Friday, 16 September 2005

Terror At 30,000 Feet

15 September - Okay flight to Frankfurt - because we're leaving Thailand on a German carrier we have three languages to contend with. First there is the announcement in German, then in English (where they repeat the video if necessary) and finally in Thai (i'm pretty sure it's Thai but they don't get a video repeat). Stuck in the aisle but the legroom stretches out to infinity compared to some of the buses i've been travelling on so i'm not complaining. Avery bad whiskey was delivered up followed by a very nice dinner (at 2am Thai time, I have quite the feeling that i'll be suffering from bit of jetlag not having slept properly since Ko Phagna a few days ago). I still cannot understand why airport food is so bad and airplane food is so good (maybe not British Airways airplane food at the moment but generally it's all superb).

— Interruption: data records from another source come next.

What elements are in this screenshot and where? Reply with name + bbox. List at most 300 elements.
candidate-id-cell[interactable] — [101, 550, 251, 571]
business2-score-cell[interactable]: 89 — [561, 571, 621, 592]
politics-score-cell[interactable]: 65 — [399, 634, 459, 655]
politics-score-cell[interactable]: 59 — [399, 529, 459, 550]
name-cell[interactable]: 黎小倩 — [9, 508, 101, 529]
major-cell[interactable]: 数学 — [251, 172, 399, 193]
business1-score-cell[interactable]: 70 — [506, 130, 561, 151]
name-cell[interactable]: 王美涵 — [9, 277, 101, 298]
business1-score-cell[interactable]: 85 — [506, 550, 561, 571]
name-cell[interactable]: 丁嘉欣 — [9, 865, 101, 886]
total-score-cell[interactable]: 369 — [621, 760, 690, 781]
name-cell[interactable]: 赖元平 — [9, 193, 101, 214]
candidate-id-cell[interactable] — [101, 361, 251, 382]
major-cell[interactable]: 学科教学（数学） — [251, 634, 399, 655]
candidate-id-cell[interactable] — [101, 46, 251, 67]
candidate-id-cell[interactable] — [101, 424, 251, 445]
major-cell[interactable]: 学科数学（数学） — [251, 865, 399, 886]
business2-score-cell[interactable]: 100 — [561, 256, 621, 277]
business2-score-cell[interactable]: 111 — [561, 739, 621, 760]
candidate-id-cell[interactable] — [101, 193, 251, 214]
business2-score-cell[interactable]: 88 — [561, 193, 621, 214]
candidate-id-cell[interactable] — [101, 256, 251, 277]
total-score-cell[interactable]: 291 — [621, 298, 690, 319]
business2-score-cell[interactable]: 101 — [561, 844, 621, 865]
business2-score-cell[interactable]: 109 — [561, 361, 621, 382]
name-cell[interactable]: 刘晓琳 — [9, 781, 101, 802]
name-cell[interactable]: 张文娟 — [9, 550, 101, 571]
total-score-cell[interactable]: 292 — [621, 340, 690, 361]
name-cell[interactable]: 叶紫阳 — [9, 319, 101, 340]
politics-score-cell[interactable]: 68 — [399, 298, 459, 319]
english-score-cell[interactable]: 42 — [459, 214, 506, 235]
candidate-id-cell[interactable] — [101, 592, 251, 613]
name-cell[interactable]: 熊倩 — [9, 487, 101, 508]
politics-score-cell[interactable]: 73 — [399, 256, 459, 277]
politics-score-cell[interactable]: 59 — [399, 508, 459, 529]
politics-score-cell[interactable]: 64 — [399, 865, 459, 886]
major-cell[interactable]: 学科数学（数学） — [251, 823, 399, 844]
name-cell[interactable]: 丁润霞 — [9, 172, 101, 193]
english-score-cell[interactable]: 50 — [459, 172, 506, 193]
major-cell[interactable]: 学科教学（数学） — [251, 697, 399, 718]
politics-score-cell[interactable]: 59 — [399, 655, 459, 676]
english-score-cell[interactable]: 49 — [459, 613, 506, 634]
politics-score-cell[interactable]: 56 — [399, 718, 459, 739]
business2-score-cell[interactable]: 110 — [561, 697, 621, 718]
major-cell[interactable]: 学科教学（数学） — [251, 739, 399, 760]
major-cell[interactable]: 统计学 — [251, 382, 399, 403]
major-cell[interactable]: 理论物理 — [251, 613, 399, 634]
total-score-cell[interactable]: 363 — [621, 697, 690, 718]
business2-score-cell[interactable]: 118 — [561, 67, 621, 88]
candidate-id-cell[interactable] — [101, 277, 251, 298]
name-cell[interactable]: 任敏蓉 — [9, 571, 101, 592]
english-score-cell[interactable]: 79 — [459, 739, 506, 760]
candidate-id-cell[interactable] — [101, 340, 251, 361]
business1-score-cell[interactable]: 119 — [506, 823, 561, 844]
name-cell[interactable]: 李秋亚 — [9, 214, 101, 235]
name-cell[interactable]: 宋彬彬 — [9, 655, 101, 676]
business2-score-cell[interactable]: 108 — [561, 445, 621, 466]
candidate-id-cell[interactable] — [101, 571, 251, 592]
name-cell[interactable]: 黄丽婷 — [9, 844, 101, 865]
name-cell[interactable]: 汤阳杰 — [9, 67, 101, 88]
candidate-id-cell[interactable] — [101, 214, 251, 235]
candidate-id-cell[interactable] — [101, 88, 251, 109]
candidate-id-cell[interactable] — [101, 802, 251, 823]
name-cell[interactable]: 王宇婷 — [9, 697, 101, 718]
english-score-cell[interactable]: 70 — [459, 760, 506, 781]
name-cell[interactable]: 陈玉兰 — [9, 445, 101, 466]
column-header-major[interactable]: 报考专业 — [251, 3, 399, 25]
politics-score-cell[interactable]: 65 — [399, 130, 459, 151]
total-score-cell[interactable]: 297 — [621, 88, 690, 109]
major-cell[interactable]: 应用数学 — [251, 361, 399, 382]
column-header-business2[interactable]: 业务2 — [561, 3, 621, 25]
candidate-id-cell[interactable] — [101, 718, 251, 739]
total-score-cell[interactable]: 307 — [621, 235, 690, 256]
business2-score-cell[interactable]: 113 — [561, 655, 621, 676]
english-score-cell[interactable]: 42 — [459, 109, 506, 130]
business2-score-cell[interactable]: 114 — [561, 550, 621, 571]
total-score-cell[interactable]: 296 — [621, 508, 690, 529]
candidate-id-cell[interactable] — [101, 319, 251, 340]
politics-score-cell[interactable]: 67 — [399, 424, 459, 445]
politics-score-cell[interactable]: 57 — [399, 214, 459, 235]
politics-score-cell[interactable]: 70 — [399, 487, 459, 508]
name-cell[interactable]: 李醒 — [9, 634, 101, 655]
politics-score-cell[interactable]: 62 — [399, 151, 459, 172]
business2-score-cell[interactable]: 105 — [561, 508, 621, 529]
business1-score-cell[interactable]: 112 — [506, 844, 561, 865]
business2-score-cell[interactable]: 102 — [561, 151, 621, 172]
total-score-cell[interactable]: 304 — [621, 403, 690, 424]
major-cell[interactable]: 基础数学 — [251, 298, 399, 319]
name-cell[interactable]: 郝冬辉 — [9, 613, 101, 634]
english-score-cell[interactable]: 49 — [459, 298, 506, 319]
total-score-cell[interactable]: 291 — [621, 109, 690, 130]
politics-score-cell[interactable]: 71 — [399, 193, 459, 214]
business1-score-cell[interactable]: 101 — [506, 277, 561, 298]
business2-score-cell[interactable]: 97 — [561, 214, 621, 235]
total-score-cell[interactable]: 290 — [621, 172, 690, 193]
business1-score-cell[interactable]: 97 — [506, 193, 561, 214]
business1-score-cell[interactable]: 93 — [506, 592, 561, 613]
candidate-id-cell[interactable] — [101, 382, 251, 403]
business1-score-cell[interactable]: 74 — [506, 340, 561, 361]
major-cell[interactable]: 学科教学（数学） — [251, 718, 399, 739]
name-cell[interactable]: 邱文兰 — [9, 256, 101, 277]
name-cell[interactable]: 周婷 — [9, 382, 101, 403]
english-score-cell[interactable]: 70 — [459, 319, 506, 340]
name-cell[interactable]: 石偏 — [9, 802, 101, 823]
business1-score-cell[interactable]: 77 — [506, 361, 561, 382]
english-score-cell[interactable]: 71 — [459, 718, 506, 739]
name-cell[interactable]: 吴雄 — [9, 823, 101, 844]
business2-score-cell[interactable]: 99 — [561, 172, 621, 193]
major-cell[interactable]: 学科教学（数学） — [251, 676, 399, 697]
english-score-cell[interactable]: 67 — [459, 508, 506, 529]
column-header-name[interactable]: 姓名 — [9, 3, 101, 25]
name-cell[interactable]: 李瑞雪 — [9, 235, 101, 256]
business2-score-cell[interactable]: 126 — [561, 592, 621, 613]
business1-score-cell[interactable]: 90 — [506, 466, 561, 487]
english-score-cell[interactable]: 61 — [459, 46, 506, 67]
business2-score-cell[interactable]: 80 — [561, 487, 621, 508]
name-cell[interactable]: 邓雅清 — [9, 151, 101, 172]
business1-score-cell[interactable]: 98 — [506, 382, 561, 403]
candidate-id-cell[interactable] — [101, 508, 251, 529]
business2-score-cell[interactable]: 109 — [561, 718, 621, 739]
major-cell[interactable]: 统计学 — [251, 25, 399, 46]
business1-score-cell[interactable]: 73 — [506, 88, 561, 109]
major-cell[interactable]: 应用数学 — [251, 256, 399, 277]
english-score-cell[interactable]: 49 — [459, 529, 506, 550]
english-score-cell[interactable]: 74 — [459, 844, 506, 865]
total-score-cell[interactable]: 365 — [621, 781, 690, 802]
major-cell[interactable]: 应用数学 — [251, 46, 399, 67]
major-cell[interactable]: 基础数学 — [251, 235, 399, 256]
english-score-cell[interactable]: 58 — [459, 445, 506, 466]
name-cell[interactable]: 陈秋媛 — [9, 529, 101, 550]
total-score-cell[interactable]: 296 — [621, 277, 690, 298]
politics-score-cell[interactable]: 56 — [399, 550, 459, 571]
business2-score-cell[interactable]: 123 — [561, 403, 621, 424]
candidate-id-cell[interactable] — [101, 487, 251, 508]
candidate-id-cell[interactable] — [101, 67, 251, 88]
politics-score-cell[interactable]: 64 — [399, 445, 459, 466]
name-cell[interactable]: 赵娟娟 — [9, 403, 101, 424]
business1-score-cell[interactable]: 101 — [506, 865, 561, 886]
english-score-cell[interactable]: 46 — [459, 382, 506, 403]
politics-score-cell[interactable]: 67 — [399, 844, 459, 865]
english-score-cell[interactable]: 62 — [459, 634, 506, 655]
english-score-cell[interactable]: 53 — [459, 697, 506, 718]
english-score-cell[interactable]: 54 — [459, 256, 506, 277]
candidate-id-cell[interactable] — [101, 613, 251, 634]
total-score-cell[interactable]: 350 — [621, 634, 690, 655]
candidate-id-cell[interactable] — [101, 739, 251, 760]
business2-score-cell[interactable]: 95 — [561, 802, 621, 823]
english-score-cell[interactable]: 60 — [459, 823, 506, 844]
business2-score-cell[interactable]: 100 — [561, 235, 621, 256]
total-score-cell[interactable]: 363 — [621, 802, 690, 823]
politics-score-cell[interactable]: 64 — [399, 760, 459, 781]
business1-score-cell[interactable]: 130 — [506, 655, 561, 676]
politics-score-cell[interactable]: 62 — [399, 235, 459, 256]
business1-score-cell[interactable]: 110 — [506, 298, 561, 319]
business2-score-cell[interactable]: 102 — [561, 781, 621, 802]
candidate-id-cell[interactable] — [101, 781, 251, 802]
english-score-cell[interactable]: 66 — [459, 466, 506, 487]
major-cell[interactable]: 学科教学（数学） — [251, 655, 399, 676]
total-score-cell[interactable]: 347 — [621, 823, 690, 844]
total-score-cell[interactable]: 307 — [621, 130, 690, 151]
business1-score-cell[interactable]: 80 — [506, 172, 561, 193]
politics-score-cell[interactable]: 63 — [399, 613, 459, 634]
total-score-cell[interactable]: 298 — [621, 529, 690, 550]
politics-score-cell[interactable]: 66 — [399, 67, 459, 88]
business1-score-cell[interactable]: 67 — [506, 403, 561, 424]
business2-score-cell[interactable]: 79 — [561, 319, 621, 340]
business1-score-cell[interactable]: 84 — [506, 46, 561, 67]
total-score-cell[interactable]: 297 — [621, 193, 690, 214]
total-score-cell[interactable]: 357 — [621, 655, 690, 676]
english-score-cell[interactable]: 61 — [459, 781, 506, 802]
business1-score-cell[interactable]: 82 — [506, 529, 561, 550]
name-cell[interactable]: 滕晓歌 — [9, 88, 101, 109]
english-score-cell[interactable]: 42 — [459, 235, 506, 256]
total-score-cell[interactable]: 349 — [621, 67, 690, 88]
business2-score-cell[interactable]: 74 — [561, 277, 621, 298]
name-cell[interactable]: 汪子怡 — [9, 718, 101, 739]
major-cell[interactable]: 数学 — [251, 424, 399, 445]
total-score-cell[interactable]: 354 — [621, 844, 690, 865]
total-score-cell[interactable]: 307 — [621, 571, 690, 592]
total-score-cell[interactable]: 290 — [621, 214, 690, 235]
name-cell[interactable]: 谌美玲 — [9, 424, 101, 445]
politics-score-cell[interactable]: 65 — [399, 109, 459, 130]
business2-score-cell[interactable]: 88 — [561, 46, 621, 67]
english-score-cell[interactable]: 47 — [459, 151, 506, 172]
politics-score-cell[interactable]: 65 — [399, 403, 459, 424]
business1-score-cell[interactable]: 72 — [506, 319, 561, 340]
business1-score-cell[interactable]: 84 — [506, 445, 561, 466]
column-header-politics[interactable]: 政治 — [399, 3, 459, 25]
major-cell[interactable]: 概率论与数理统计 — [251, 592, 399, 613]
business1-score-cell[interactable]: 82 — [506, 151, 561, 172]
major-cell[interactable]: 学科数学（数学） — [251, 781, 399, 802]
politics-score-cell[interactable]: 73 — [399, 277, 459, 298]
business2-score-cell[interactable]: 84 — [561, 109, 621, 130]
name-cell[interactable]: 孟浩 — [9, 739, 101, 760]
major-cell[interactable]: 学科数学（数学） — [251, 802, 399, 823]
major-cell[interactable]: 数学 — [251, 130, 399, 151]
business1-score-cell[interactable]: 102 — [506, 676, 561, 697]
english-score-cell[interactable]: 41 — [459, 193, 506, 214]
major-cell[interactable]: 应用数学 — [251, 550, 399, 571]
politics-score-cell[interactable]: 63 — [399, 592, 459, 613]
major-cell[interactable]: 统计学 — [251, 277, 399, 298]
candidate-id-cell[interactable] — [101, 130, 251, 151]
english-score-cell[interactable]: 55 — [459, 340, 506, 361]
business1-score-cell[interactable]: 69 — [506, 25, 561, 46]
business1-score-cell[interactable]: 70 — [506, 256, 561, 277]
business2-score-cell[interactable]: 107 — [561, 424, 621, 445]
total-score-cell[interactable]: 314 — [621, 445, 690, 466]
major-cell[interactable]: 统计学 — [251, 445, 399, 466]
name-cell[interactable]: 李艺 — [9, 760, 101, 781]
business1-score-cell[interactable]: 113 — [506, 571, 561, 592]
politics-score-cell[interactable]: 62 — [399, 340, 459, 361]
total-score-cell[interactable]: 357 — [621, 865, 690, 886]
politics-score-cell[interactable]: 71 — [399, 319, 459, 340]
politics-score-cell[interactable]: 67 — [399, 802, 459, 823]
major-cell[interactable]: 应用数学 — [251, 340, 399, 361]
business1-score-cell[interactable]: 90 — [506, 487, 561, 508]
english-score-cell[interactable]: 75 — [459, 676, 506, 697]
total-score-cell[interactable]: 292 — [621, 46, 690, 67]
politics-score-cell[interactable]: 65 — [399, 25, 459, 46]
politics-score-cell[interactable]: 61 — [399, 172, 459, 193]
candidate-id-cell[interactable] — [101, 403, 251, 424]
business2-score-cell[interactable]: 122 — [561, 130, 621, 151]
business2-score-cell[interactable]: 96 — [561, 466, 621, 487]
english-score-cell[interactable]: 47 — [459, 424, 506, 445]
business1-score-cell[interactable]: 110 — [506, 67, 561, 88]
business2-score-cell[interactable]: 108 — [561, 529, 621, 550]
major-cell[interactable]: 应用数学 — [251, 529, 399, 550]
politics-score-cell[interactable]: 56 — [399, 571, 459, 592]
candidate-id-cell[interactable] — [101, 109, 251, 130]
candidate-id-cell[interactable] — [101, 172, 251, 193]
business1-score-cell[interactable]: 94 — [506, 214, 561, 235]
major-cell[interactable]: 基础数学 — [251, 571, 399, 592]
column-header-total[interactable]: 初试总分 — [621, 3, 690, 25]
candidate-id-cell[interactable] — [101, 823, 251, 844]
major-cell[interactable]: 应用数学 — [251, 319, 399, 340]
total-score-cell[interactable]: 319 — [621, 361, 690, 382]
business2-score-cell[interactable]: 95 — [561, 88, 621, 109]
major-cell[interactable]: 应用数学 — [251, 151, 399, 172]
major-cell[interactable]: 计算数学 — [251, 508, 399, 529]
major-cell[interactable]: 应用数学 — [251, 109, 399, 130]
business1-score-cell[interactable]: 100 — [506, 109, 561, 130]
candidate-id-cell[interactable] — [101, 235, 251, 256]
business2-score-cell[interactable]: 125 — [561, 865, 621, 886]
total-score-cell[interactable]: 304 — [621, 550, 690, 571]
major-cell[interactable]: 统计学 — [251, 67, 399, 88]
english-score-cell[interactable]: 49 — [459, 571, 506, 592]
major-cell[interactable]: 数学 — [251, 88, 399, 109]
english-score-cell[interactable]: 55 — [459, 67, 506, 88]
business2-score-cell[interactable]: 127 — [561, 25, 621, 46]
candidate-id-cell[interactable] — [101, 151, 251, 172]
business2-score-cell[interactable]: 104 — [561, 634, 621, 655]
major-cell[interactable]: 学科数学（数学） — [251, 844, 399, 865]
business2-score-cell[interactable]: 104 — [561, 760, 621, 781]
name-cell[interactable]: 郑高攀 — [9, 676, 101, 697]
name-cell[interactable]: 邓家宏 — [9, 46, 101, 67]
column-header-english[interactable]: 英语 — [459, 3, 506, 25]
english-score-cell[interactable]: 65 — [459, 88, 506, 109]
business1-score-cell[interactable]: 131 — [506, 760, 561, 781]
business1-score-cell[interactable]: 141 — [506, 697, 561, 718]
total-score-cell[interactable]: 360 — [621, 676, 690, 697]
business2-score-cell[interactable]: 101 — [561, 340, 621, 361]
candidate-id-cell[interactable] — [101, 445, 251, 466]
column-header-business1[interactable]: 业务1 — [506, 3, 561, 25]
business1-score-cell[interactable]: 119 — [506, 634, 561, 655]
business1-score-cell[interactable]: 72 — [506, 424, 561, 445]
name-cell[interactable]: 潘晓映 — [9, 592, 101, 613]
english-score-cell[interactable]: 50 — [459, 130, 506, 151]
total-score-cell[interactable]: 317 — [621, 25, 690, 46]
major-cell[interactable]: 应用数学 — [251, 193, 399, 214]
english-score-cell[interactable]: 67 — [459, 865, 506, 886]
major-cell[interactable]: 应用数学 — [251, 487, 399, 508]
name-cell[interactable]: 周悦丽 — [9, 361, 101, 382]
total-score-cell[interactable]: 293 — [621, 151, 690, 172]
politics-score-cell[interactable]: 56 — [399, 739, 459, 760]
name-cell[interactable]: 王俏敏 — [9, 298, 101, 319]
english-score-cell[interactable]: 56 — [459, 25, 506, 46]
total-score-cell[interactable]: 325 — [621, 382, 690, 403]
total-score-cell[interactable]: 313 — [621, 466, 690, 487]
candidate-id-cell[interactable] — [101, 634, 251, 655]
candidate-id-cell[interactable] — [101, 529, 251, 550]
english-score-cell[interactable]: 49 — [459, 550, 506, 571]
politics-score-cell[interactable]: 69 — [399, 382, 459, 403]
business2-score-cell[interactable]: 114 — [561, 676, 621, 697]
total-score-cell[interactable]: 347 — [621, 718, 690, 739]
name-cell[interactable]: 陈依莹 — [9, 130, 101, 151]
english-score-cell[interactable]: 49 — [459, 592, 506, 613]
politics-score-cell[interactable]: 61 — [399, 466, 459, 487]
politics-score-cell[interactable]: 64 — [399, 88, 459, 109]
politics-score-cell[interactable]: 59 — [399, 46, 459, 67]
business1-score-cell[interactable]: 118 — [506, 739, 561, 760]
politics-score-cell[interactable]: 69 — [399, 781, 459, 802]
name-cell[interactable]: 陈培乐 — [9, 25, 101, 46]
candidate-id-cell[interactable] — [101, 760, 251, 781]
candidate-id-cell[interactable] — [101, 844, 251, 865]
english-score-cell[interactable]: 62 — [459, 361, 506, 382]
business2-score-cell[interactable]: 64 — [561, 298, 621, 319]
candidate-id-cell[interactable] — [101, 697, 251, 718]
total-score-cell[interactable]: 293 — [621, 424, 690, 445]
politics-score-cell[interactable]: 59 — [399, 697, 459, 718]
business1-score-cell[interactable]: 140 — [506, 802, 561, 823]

Caught on some newses before watching the movie (at around 4am) - The 'Fever Pitch' remake about a baseball tragic who falls in love the year the Red Sox broke the curse of the bambino. I thought it was pretty good, but really, it's got very little to do with the original other than the fact that it's a sports rom com (and I am biased towards sports rom coms). If it had been given a different title it would hardly be recognisable as the same film and it wouldn't invite comparisons to the original (which was good but not amazing). In any event, the Boston Red Sox triumph over an 80 something year losing streak is a bit more signficant than a 20 year one for Arsenal. In any event, a movie worth watching unlike the other one we had, Madagascar. The only fondness for that film I have is in its name as it reminds me of the Cambodian children quizzing me on its capital but other than that it's a complete waste of time (there are a few amuzing scatological jokes from the monkeys). I'm not sure exactly what the makers of this film are trying to tell the audience but it's obviously something along the lines of 'following the natural order is wrong'. A lion gets stranded on an island and starts to think of his friends as food - the other carnivores in the film are mutes with animal instincts and all the herbivores ar intelligent talking anthropomorphised beings - the other animals never accept that the lion is designed to eat them and the eventual solution is that the lion can eat fish (don't fish have feelings, too? Maybe not but then again, neither does a zebra). Other animated films have done this too, The land that time Forgot and Dinosaur (both by Disney, I think) were dinosaur films with intelligent talking herbivores and evil animal minded carnivores prowling them. Finding Nemo at least had intelligent sharks but these sharks had reformed and learned that eatingfish was bad; In babe, the dogs that attacked the sheep (following natural instincts mind you) evil - farm animals good and very talkative. And even in the films where the carnivores are intelligent they're always evil (Jungle Book, Shark Tale, even the seminal Animal Farm) I think that these films and stories send a very warped message to children - are they funded by a vegan lobby group or are the makers just trying to deny the reality that we're an evolved ecosystem that happens to have a food chain in?
In any event - i'm glad i'm at the top of it ...
The connecting London plane had some kind of problem so we had to wait for a replacement - lots of grey men in grey suits milling around the lounge - certainly makes business travel a lot less glamarous when you're waiitng for the plane and you're not business class - also, some woman wanted to sit with her daughter so I swapped seats with her and lo and behold she happened to be sitting in the very last row of the plane (with a spare seat to me so I think they're tryingsomething on) - the back of the plane feels the turbulence the most (not the first time i've taken pole position) and felt myself stomach roiling and I had no bag - luckily I kept it down ... So, London, here we come, aye???